Seeing a therapist also helps me avoid throwing all my woes at Kristie. Don’t get me wrong, she’s an incredibly important part of my life, but she’s not equipped to handle some of the distressing subject matter I need to talk about. Having a neutral third-party individual examine my situations and provide helpful feedback and suggestions for handling them removes the burdening Kristie with the same things that stress me out. Truly, I’m already seeing a noticeable difference in my approach to addressing a heavy workload in life.
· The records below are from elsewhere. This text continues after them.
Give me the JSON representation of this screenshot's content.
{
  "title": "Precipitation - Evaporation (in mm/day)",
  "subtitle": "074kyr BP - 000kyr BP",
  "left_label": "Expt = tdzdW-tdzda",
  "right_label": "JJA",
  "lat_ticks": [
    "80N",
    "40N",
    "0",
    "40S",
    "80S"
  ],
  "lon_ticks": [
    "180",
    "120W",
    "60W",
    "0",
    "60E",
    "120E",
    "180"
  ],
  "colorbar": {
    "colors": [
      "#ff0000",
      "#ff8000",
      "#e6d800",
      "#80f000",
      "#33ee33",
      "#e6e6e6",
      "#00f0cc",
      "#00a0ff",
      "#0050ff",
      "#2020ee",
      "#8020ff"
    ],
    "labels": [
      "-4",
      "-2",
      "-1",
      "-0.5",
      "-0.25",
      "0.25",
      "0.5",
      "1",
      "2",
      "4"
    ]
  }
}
In any case, I understand therapy is not cheap and that not everyone can afford it. If you’re interested in seeking help, see if your employer provides any Employee Assistance Programs (EAP). Years ago, one of my previous employers paid for 5 therapy sessions through an EAP during an very dark period in my life. If you find that you’re in a dark period of your life as I once was and need help when thoughts of suicidal ideation plague your mind, remember you can always call 988 to seek help through the Suicide & Crisis Hotline. It’s okay to not be okay, but know there is help available.